Sasa Milosevic, the programme director of the Serbian Democratic Forum in Zagreb, which helps returnees, believes that the 2001 census figures are broadly right, and that Serb numbers are now falling because so many who did return were old. He thinks another 150,000 Serb refugees are still in either Serbia or Bosnia. But one survey found that only 14% of those who had not yet gone home might still do so one day. The rest have become citizens of Serbia, Bosnia or whichever other country they fetched up in.

It all sounds gloomy; yet there are hopeful signs. The prime minister, Ivo Sanader, has worked hard to reach out to remaining Croatian Serbs, not least because his government relies on the votes of Serb deputies. Much has been done to return property to those who fled, to the extent of evicting Bosnian Croats who settled in Serbs' houses. This, says Andrea Feldman, director of Croatia's Open Society Institute, represents “the turning of a new page”. This week, too, Montenegro became the first ex-Yugoslav entity to agree to pay war compensation, offering Croatia €385,000 ($460,000) for cattle taken by its soldiers in June 1991.

The biggest problems for Croatian Serbs are the weak economy and job discrimination. Some hesitate to return from Serbia, whose economy is in even worse shape, because they fear arrest as indicted war criminals. But this issue is now being cleared up. Bosnia, Serbia and Montenegro, and Croatia have agreed to try to close remaining refugee issues by the end of 2006. One thing they want to do is to reduce the number of refugees who register to return home, reclaim property and collect pensions, but still maintain their registration as refugees, so as to collect what meagre social help this status gives them.

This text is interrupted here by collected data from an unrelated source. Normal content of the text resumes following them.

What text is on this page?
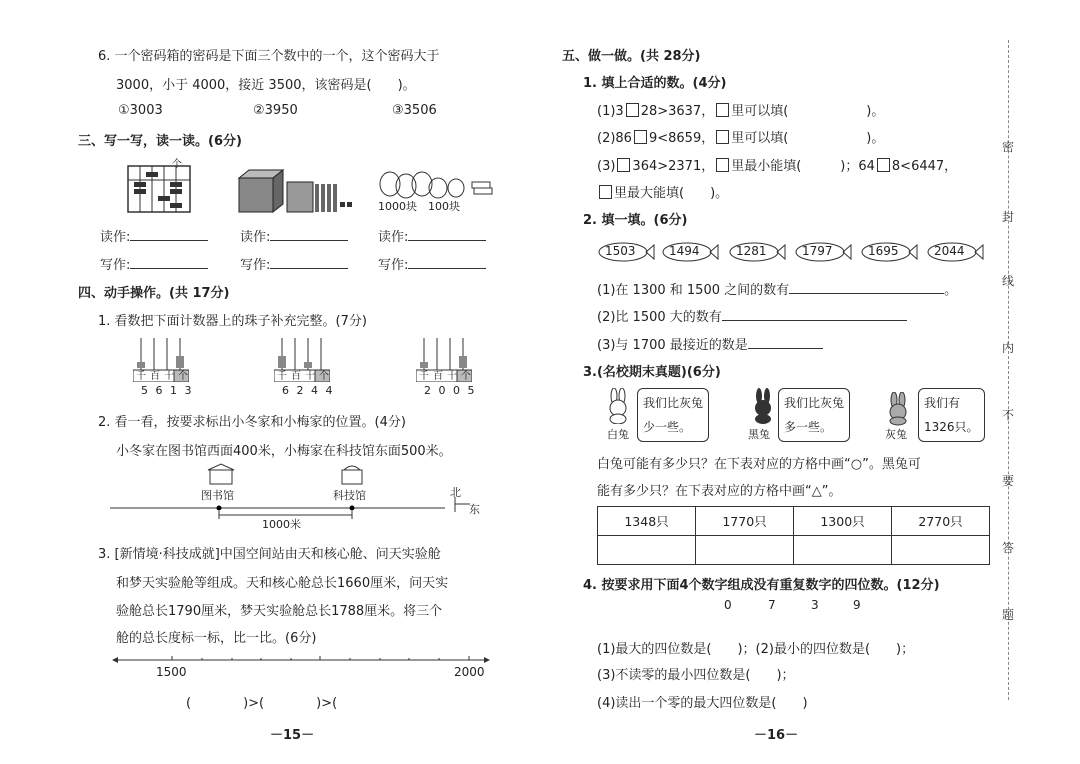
6. 一个密码箱的密码是下面三个数中的一个，这个密码大于
3000，小于 4000，接近 3500，该密码是(　　)。
①3003	②3950	③3506
三、写一写，读一读。(6分)
个
1000块 100块
读作:	读作:	读作:
写作:	写作:	写作:
四、动手操作。(共 17分)
1. 看数把下面计数器上的珠子补充完整。(7分)
千百十个
5 6 1 3
千百十个
6 2 4 4
千百十个
2 0 0 5
2. 看一看，按要求标出小冬家和小梅家的位置。(4分)
小冬家在图书馆西面400米，小梅家在科技馆东面500米。
图书馆	科技馆	北
东
1000米
3. [新情境·科技成就]中国空间站由天和核心舱、问天实验舱
和梦天实验舱等组成。天和核心舱总长1660厘米，问天实
验舱总长1790厘米，梦天实验舱总长1788厘米。将三个
舱的总长度标一标，比一比。(6分)
1500	2000
(　　　　)>(　　　　)>(
－15－
五、做一做。(共 28分)
1. 填上合适的数。(4分)
(1)3 28>3637， 里可以填(　　　　　　)。
(2)86 9<8659， 里可以填(　　　　　　)。
(3) 364>2371， 里最小能填(　　　)；64 8<6447，
里最大能填(　　)。
2. 填一填。(6分)
1503	1494	1281	1797	1695	2044
(1)在 1300 和 1500 之间的数有	。
(2)比 1500 大的数有
(3)与 1700 最接近的数是
3.(名校期末真题)(6分)
白兔
我们比灰兔
少一些。
黑兔
我们比灰兔
多一些。
灰兔
我们有
1326只。
白兔可能有多少只？在下表对应的方格中画“○”。黑兔可
能有多少只？在下表对应的方格中画“△”。
1348只	1770只	1300只	2770只

4. 按要求用下面4个数字组成没有重复数字的四位数。(12分)
0	7	3	9
(1)最大的四位数是(　　)；(2)最小的四位数是(　　)；
(3)不读零的最小四位数是(　　)；
(4)读出一个零的最大四位数是(　　)
－16－
密
封
线
内
不
要
答
题
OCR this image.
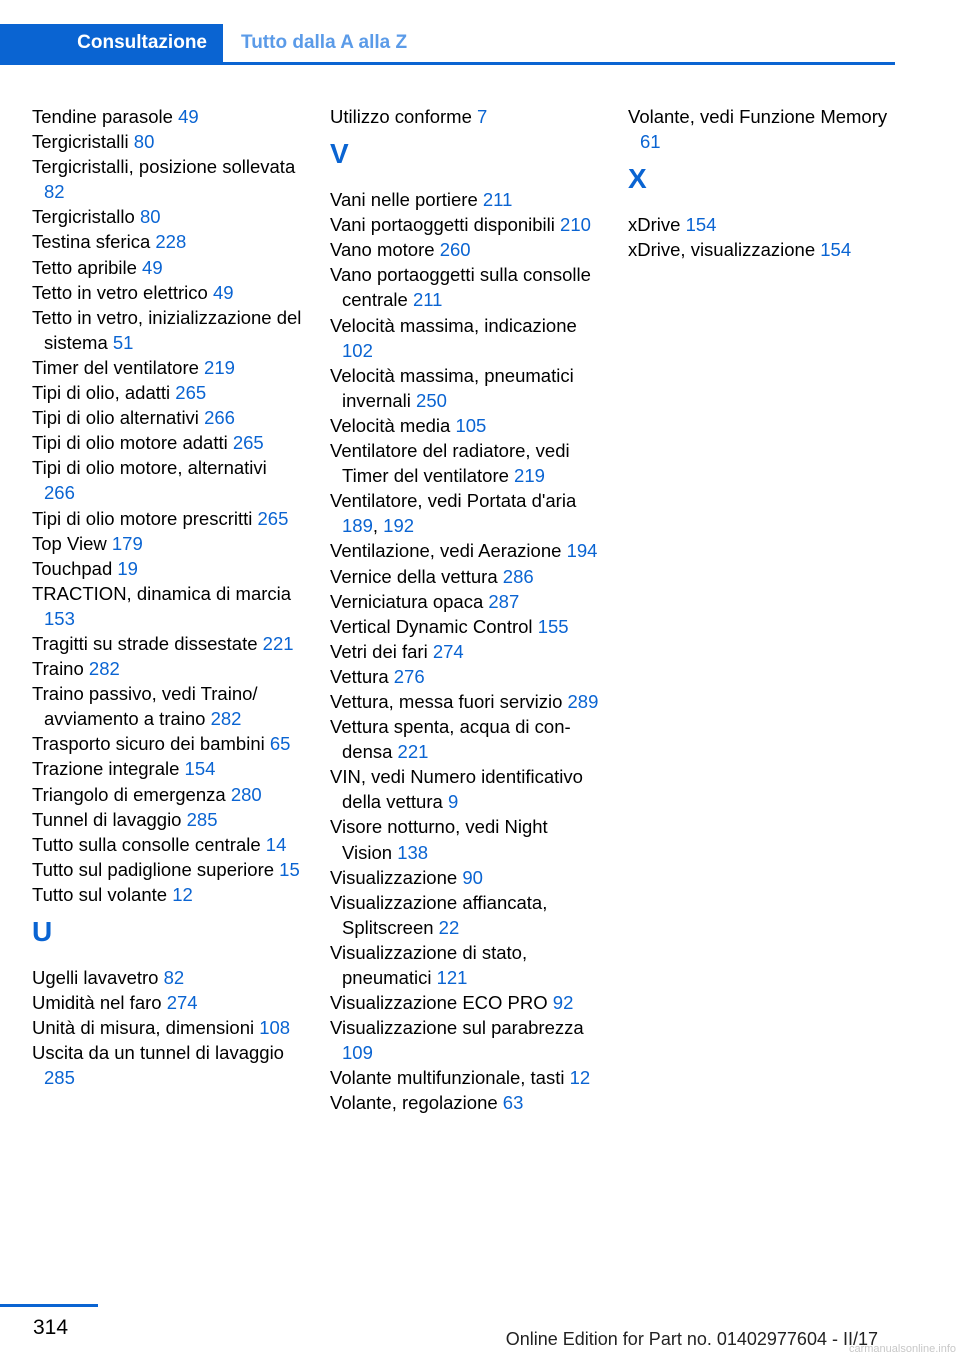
Consultazione	Tutto dalla A alla Z
Tendine parasole 49
Tergicristalli 80
Tergicristalli, posizione sollevata 82
Tergicristallo 80
Testina sferica 228
Tetto apribile 49
Tetto in vetro elettrico 49
Tetto in vetro, inizializzazione del sistema 51
Timer del ventilatore 219
Tipi di olio, adatti 265
Tipi di olio alternativi 266
Tipi di olio motore adatti 265
Tipi di olio motore, alternativi 266
Tipi di olio motore prescritti 265
Top View 179
Touchpad 19
TRACTION, dinamica di marcia 153
Tragitti su strade dissestate 221
Traino 282
Traino passivo, vedi Traino/ avviamento a traino 282
Trasporto sicuro dei bambini 65
Trazione integrale 154
Triangolo di emergenza 280
Tunnel di lavaggio 285
Tutto sulla consolle centrale 14
Tutto sul padiglione superiore 15
Tutto sul volante 12
U
Ugelli lavavetro 82
Umidità nel faro 274
Unità di misura, dimensioni 108
Uscita da un tunnel di lavaggio 285
Utilizzo conforme 7
V
Vani nelle portiere 211
Vani portaoggetti disponibili 210
Vano motore 260
Vano portaoggetti sulla consolle centrale 211
Velocità massima, indicazione 102
Velocità massima, pneumatici invernali 250
Velocità media 105
Ventilatore del radiatore, vedi Timer del ventilatore 219
Ventilatore, vedi Portata d'aria 189, 192
Ventilazione, vedi Aerazione 194
Vernice della vettura 286
Verniciatura opaca 287
Vertical Dynamic Control 155
Vetri dei fari 274
Vettura 276
Vettura, messa fuori servizio 289
Vettura spenta, acqua di condensa 221
VIN, vedi Numero identificativo della vettura 9
Visore notturno, vedi Night Vision 138
Visualizzazione 90
Visualizzazione affiancata, Splitscreen 22
Visualizzazione di stato, pneumatici 121
Visualizzazione ECO PRO 92
Visualizzazione sul parabrezza 109
Volante multifunzionale, tasti 12
Volante, regolazione 63
Volante, vedi Funzione Memory 61
X
xDrive 154
xDrive, visualizzazione 154
314	Online Edition for Part no. 01402977604 - II/17
carmanualsonline.info
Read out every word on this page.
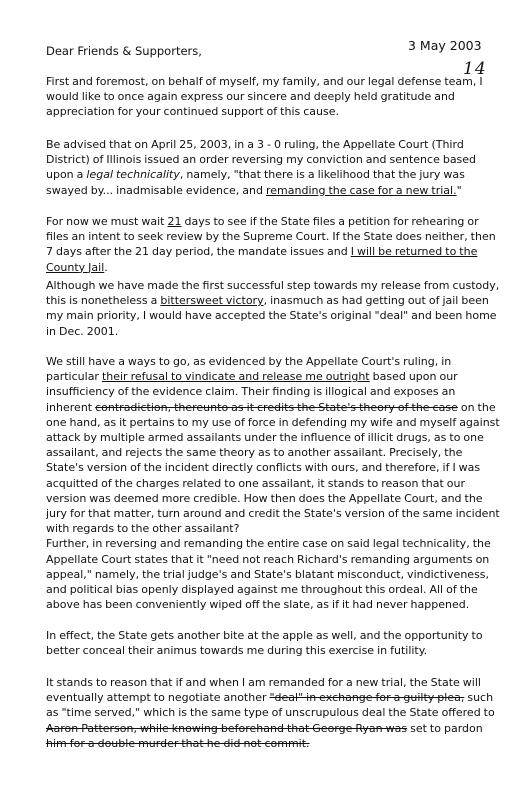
Dear Friends & Supporters,	3 May 2003
14

First and foremost, on behalf of myself, my family, and our legal defense team, I would like to once again express our sincere and deeply held gratitude and appreciation for your continued support of this cause.

Be advised that on April 25, 2003, in a 3 - 0 ruling, the Appellate Court (Third District) of Illinois issued an order reversing my conviction and sentence based upon a legal technicality, namely, "that there is a likelihood that the jury was swayed by... inadmisable evidence, and remanding the case for a new trial."

For now we must wait 21 days to see if the State files a petition for rehearing or files an intent to seek review by the Supreme Court. If the State does neither, then 7 days after the 21 day period, the mandate issues and I will be returned to the County Jail.

Although we have made the first successful step towards my release from custody, this is nonetheless a bittersweet victory, inasmuch as had getting out of jail been my main priority, I would have accepted the State's original "deal" and been home in Dec. 2001.

We still have a ways to go, as evidenced by the Appellate Court's ruling, in particular their refusal to vindicate and release me outright based upon our insufficiency of the evidence claim. Their finding is illogical and exposes an inherent contradiction, thereunto as it credits the State's theory of the case on the one hand, as it pertains to my use of force in defending my wife and myself against attack by multiple armed assailants under the influence of illicit drugs, as to one assailant, and rejects the same theory as to another assailant. Precisely, the State's version of the incident directly conflicts with ours, and therefore, if I was acquitted of the charges related to one assailant, it stands to reason that our version was deemed more credible. How then does the Appellate Court, and the jury for that matter, turn around and credit the State's version of the same incident with regards to the other assailant?
Further, in reversing and remanding the entire case on said legal technicality, the Appellate Court states that it "need not reach Richard's remanding arguments on appeal," namely, the trial judge's and State's blatant misconduct, vindictiveness, and political bias openly displayed against me throughout this ordeal. All of the above has been conveniently wiped off the slate, as if it had never happened.

In effect, the State gets another bite at the apple as well, and the opportunity to better conceal their animus towards me during this exercise in futility.

It stands to reason that if and when I am remanded for a new trial, the State will eventually attempt to negotiate another "deal" in exchange for a guilty plea, such as "time served," which is the same type of unscrupulous deal the State offered to Aaron Patterson, while knowing beforehand that George Ryan was set to pardon him for a double murder that he did not commit.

This year a sense of bitterness will pervade Croatia's anniversary celebrations. As Croatians see it, Operation Storm liberated Serb-held land. But now Croatia cannot begin European Union entry negotiations because Ante Gotovina, the general who led Operation Storm, is wanted by the war-crimes tribunal in The Hague on charges of murder and ethnic cleansing. Since Croatia has not arrested him, talks with the EU remain frozen.

Article marks the tenth anniversary of Croatia's recapture of Krajina.